More than 100 people were injured by the fire, with many suffering serious burns.
“The majority of them were completely burned and some others had 50 to 60% of their bodies burned,” Nineveh province health official Ahmed Dubardani told Rudaw. “The majority of them were not in good condition.”
What have investigators said?
Authorities said preliminary information also suggested that the fire was started by the fireworks.
The state-run Iraqi News Agency (INA) cited the Civil Defence Directorate as saying that the hall was covered with highly flammable metal composite panels, also known as sandwich panels, in violation of safety regulations.
“The fire led to the collapse of parts of the hall as a result of the use of highly flammable, low-cost building materials that collapse within minutes when the fire breaks out,” the directorate said.
Interior ministry spokesman Maj Gen Saad Maan wrote on X, formerly known as Twitter, that the fire spread very quickly and was exacerbated by the release of toxic gases linked to the combustion of the composite panels, which contained plastic.
Composite panels made from plastic and aluminium installed on the sides of London’s Grenfell Tower were blamed for helping flames to spread when a fire broke out in June 2017, resulting in 72 deaths.
British fire safety expert Arnold Tarling told the BBC: “There should be ‘firebreaks’ in the ceiling and floor. Materials shouldn’t be combustible, including wedding decorations.”
He added: “These sort of fires are all completely avoidable.
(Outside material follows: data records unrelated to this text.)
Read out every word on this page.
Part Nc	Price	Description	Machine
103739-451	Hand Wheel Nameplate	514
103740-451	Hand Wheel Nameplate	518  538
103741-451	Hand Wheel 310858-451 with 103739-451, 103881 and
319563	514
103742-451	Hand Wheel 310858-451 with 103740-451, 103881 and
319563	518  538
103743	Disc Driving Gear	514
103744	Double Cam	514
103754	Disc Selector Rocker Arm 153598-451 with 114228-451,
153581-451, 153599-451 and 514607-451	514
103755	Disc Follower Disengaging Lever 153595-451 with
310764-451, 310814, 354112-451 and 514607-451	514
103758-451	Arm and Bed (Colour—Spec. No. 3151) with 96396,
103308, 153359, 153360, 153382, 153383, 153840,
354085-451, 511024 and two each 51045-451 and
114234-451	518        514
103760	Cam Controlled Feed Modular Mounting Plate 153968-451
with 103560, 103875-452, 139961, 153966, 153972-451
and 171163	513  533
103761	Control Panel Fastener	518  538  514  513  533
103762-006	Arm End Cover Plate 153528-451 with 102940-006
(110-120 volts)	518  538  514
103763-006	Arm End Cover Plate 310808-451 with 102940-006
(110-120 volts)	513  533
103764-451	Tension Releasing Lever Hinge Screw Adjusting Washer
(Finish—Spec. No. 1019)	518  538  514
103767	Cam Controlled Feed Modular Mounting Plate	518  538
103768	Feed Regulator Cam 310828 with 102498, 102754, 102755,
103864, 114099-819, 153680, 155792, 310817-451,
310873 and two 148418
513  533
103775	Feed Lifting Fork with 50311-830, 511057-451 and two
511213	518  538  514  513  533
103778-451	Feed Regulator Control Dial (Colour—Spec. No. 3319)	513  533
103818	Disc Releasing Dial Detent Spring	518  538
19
People bring fireworks to such events, but nobody ever thinks about it.”
How have authorities responded?
Security forces have arrested 10 of the venue’s staff, its owner and three people who were involved in setting off the fireworks, according to the interior ministry.
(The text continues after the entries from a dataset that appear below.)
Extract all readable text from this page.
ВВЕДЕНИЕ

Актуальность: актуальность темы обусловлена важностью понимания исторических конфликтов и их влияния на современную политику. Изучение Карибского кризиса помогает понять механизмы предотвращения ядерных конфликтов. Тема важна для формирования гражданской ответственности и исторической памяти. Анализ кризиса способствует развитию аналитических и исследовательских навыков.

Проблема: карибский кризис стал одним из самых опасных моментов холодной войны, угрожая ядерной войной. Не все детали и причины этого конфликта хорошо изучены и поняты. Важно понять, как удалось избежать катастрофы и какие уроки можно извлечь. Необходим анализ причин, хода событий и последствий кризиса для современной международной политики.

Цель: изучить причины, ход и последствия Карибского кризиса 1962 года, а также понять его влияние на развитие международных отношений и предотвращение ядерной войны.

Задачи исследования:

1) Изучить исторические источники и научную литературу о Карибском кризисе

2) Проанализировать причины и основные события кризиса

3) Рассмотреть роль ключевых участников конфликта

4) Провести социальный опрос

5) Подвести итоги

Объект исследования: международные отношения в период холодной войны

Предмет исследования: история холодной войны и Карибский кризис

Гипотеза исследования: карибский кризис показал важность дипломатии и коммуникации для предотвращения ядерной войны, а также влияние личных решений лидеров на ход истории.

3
Prime Minister al-Sudani has said an investigative committee will “investigate and elucidate the accident’s circumstances, pinpoint the causes, and identify any areas of negligence”. He has demanded “the toughest punishments permitted by law for those responsible for negligence or failings that led to this tragic fire”.
He has also ordered all relevant authorities to intensify building inspections and verification of safety procedures at shopping centres, restaurant, event halls and hotels.
Safety standards are often poorly observed in Iraq, which has been plagued by decades of mismanagement and corruption.